The T.S.O.s at Palm Springs work staggered shifts, between 3:30 A.M. and 7:30 P.M., during “season.” In the hundred-plus-degree off-season, which runs from June through October, workers take leave or accept temporary assignments at airports in cooler regions. It was late April, after the various tourist-season peaks: a P.G.A. golf tournament, tennis at Indian Wells, Coachella. There were still marines going to and from the desert training center at Twentynine Palms, and Canadian retirees, or snowbirds, a major driver of the local economy. But, all over town, Canadians were selling their homes. Trump’s tariffs, immigration requirements, and threats to colonize their country had pushed them to leave. WestJet and Flair Airlines ended their seasonal service to Winnipeg and Vancouver earlier than usual, owing to “the current operating environment and shifts in demand,” a Palm Springs airport spokesperson told a local news station. The rattled city hung red “PALM SPRINGS ♥️ CANADA” signs, with the maple-leaf flag nested inside the heart, along the downtown strip and throughout the airport.

At the screening checkpoint, all seven security lanes were open. They were crowded with suntanned older couples, athletes, vacationing families, and small perfumed dogs. Juan cycled through various roles during his eight-hour shift.
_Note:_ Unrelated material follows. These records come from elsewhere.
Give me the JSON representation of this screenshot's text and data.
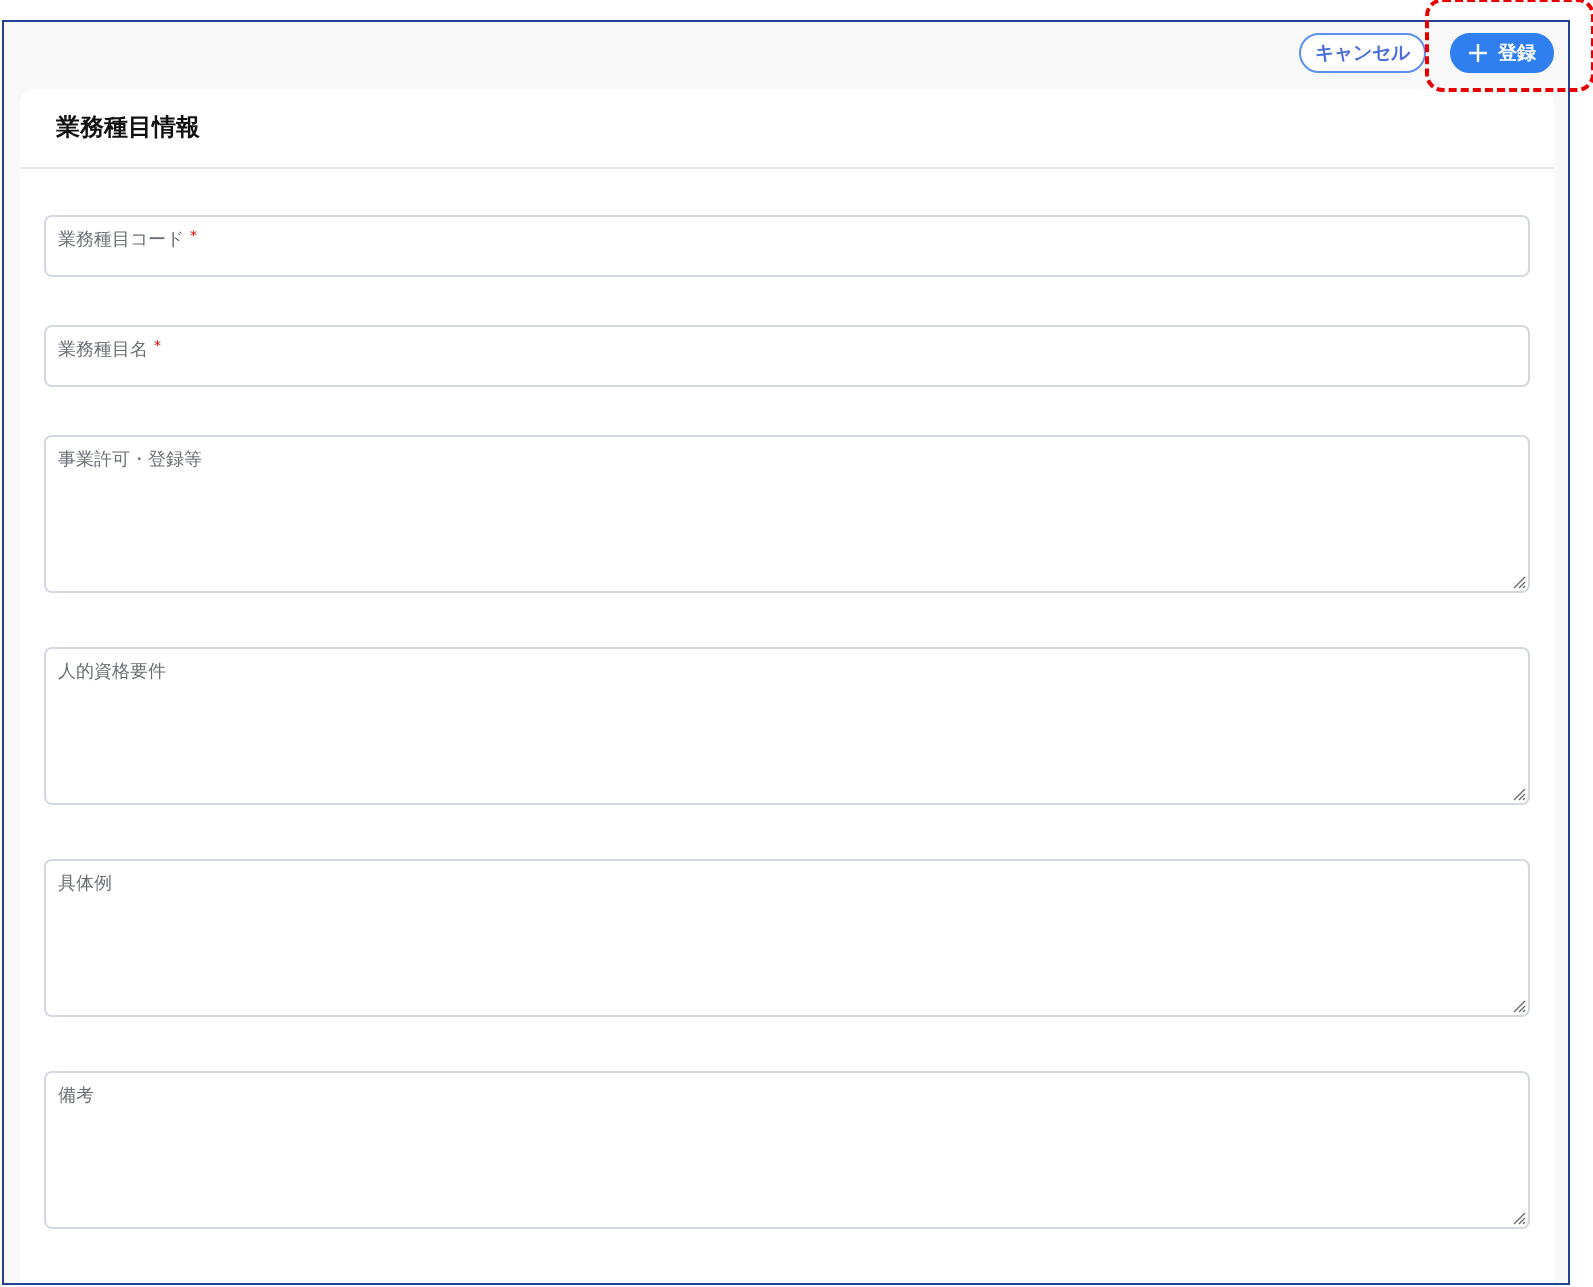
{
  "toolbar": {
    "buttons": [
      {
        "kind": "outline",
        "label": "キャンセル"
      },
      {
        "kind": "primary",
        "label": "登録"
      }
    ]
  },
  "annotation": {
    "highlighted": true
  },
  "card": {
    "title": "業務種目情報",
    "required_mark": "*",
    "fields": [
      {
        "kind": "input",
        "label": "業務種目コード",
        "required": true
      },
      {
        "kind": "input",
        "label": "業務種目名",
        "required": true
      },
      {
        "kind": "textarea",
        "label": "事業許可・登録等",
        "required": false
      },
      {
        "kind": "textarea",
        "label": "人的資格要件",
        "required": false
      },
      {
        "kind": "textarea",
        "label": "具体例",
        "required": false
      },
      {
        "kind": "textarea",
        "label": "備考",
        "required": false
      }
    ]
  }
}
He gave instructions at the conveyor belt, led people through the hands-up advanced-imaging-technology scanner, and examined bags going through the X-ray machine. “The X-ray—it’s mentally engaging,” Juan told me. “You get an image, and your job is to figure out, Is this a good bag or a bad bag? And you don’t have very long to figure it out.” Throughout the years, he’d seen everything from grenade shells to “the craziest sex toys you can imagine.” There were always new rules (bocce balls, but not bowling balls, are O.K. in a carry-on) and new technologies. “The threat is dynamic,” Juan said. “The people who make these decisions hold a clearance, so they might not be able to share with us something that’s happened. Tomorrow, they could say, ‘No laptops are allowed, period.’ And we’re not going to know why. We just have to enforce it.”